Diese Erfahrungen zeigen, dass KI Routinearbeit beschleunigt und Qualität in der Informationsaufbereitung erhöht.
Über den Kundenservice hinaus entfaltet KI besonderes Potenzial in wissensintensiven Bereichen wie dem Requirements Engineering (RE) – also dort, wo Anforderungen erhoben, strukturiert, priorisiert und für die Umsetzung vorbereitet werden.
Warum KI gerade im Requirements Engineering überzeugt
Der Erfolg von IT-Projekten hängt maßgeblich von der Qualität der Anforderungen ab.
Klassische Vorgehensweisen – Dokumente sichten, Interviews führen, Ergebnisse konsolidieren – sind arbeitsintensiv und anfällig für Unschärfen.

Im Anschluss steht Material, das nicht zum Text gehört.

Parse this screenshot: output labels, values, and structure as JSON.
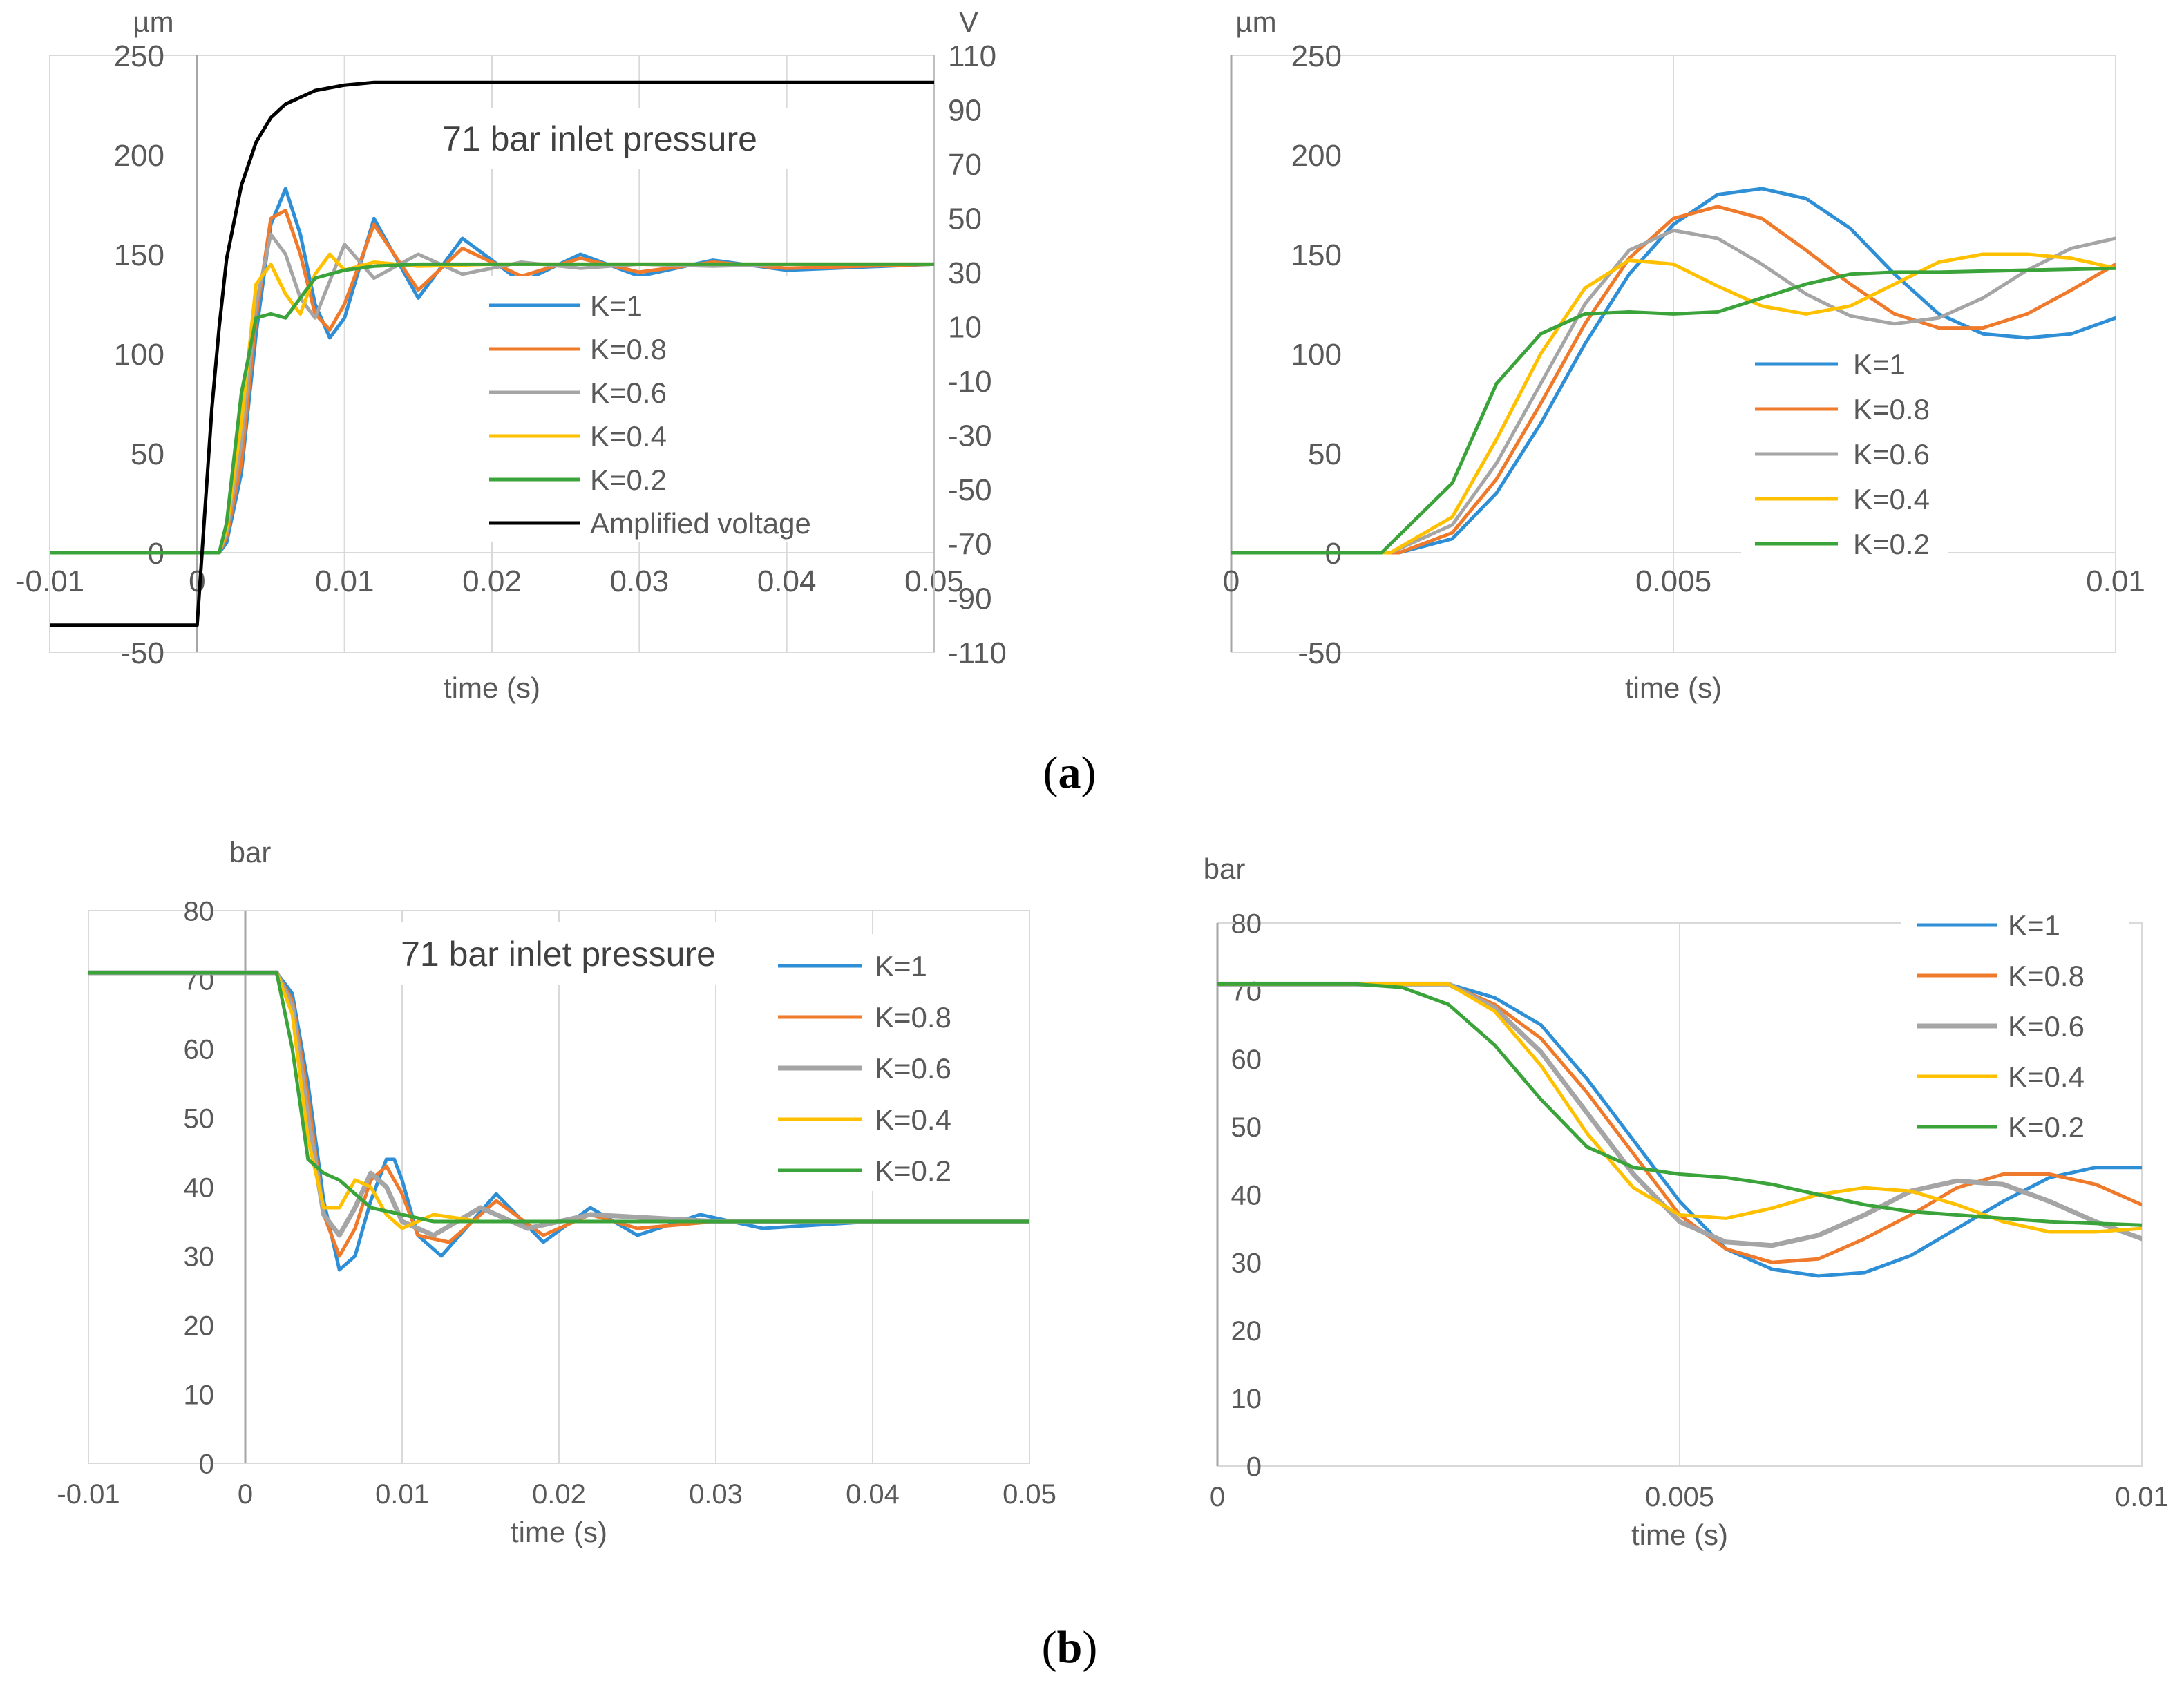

KI wirkt hier als produktiver Hebel:
- Schnelle, präzise Recherche:
Fachliteratur, Normen, regulatorische Vorgaben oder interne Wissensquellen werden in Sekunden analysiert und zusammengefasst. - Spracherkennung & Transkription:
Workshops, Interviews und Reviews werden automatisch erfasst und in strukturierte Notizen überführt. - Textanalyse:
KI erkennt Inkonsistenzen, Redundanzen, Widersprüche oder fehlende Annahmen in Anforderungsdokumenten. - Strukturierung:
Große Informationsmengen werden entlang von Epics, Features und User Stories geordnet.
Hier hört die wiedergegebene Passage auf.